Dominating the Real Estate Market with CoCROI
- Paul Stamm

- May 20, 2023
- 2 min read

In a previous post, I wrote about the importance of cash flow. This metric is incredibly important to know but in the post, I mentioned that CoCROI is actually what matters. CoCROI stands for Cash on Cash Return on Investment. In this post, I’m going to cover the ins and outs of this metric and how it will help you in your investing journey.
One of the required pieces to have in order to solve for CoCROI is cash flow. You will want your cash flow to be positive but what amount makes it a good investment? For example, an investment of $1,000,000 producing $150 of monthly cash flow would not be a good investment. You may be asking “How do I find out what is a good investment?” This is where CoCROI comes in.
Basically, CoCROI is a ratio that compares the amount of cash flow we got in a year to the amount of money we invested into the deal. Put simply:
CoCROI = Total Annual Cash Flow / Total Investment
In order to figure out if your potential property is a good deal you will want to compare it to something else. CoCROI will allow you to do just that. You will be able to see how your real estate deal compares to other investments such as the stock market.
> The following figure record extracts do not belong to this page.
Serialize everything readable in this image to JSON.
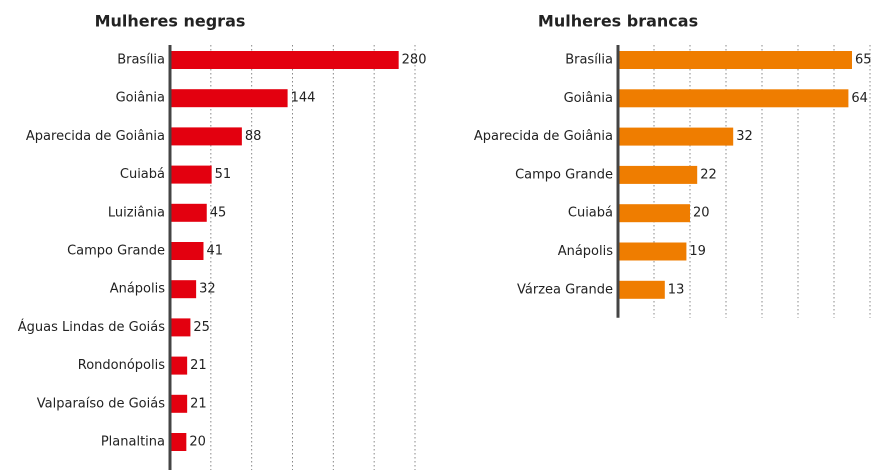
{
  "chart_data": [
    {
      "type": "bar",
      "orientation": "horizontal",
      "title": "Mulheres negras",
      "color": "#e3000f",
      "categories": [
        "Brasília",
        "Goiânia",
        "Aparecida de Goiânia",
        "Cuiabá",
        "Luiziânia",
        "Campo Grande",
        "Anápolis",
        "Águas Lindas de Goiás",
        "Rondonópolis",
        "Valparaíso de Goiás",
        "Planaltina"
      ],
      "values": [
        280,
        144,
        88,
        51,
        45,
        41,
        32,
        25,
        21,
        21,
        20
      ],
      "xlim": [
        0,
        300
      ],
      "xticks": [
        50,
        100,
        150,
        200,
        250,
        300
      ],
      "grid": true
    },
    {
      "type": "bar",
      "orientation": "horizontal",
      "title": "Mulheres brancas",
      "color": "#ef7d00",
      "categories": [
        "Brasília",
        "Goiânia",
        "Aparecida de Goiânia",
        "Campo Grande",
        "Cuiabá",
        "Anápolis",
        "Várzea Grande"
      ],
      "values": [
        65,
        64,
        32,
        22,
        20,
        19,
        13
      ],
      "xlim": [
        0,
        70
      ],
      "xticks": [
        10,
        20,
        30,
        40,
        50,
        60,
        70
      ],
      "grid": true
    }
  ]
}
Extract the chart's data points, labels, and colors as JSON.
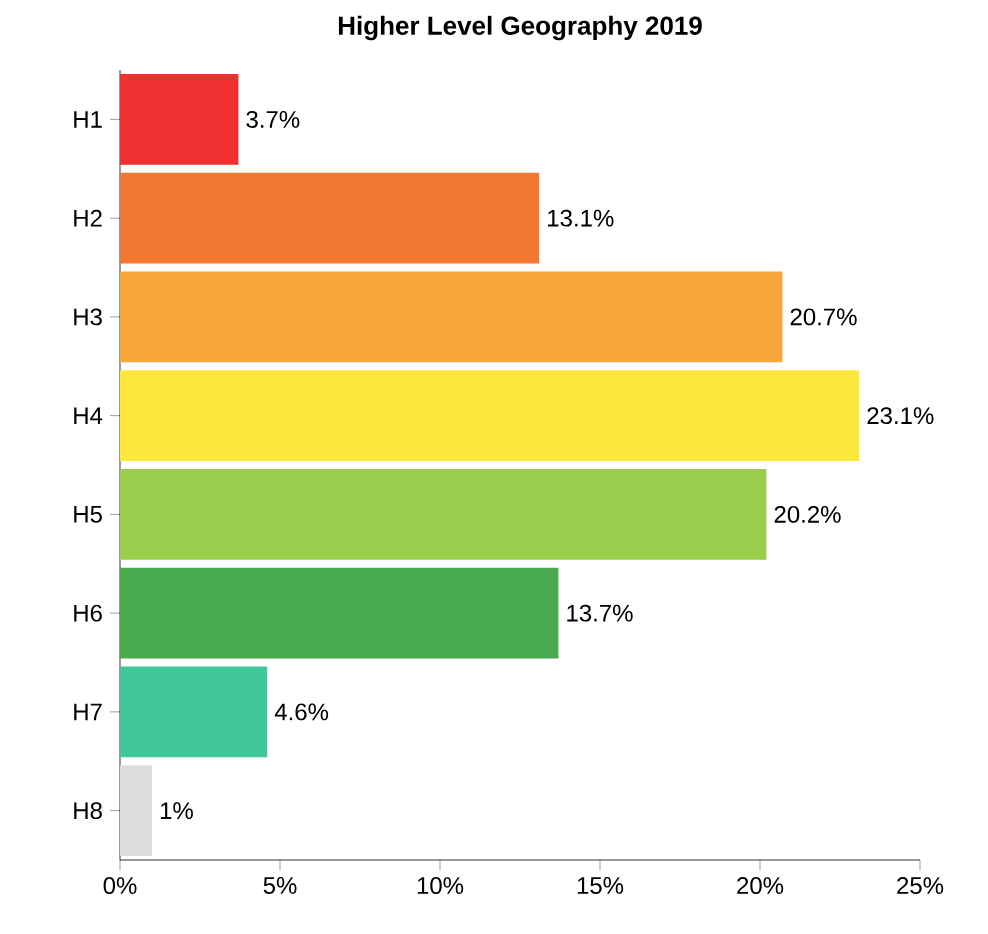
{
  "chart_data": {
    "type": "bar",
    "orientation": "horizontal",
    "title": "**Higher Level Geography 2019**",
    "categories": [
      "H1",
      "H2",
      "H3",
      "H4",
      "H5",
      "H6",
      "H7",
      "H8"
    ],
    "values": [
      3.7,
      13.1,
      20.7,
      23.1,
      20.2,
      13.7,
      4.6,
      1
    ],
    "value_labels": [
      "3.7%",
      "13.1%",
      "20.7%",
      "23.1%",
      "20.2%",
      "13.7%",
      "4.6%",
      "1%"
    ],
    "colors": [
      "#ee3030",
      "#f07832",
      "#f8a83a",
      "#fce83c",
      "#9acd4c",
      "#48aa4c",
      "#40c89c",
      "#dcdcdc"
    ],
    "xlim": [
      0,
      25
    ],
    "xticks": [
      {
        "value": 0,
        "label": "0%"
      },
      {
        "value": 5,
        "label": "5%"
      },
      {
        "value": 10,
        "label": "10%"
      },
      {
        "value": 15,
        "label": "15%"
      },
      {
        "value": 20,
        "label": "20%"
      },
      {
        "value": 25,
        "label": "25%"
      }
    ],
    "grid": false
  }
}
Typically the stock market has averaged around 7% so we will want to do better than this. The amount really depends on your own goals and what you want out of the deal. Are you going for a home run or just a base hit that is easy to manage and is more of a learning opportunity?
One bonus to CoCROI in real estate investing is that it doesn’t even count in many of the other benefits that come along with investing. These are loan paydown, tax benefits, and appreciation. These three things are incredibly powerful and will help you to build wealth.
I encourage you to do some research to find out your goal CoCROI. Begin searching and analyzing deals to find one that meets your criteria. Pursue deals, work hard, and wealth will follow. You’ve got this!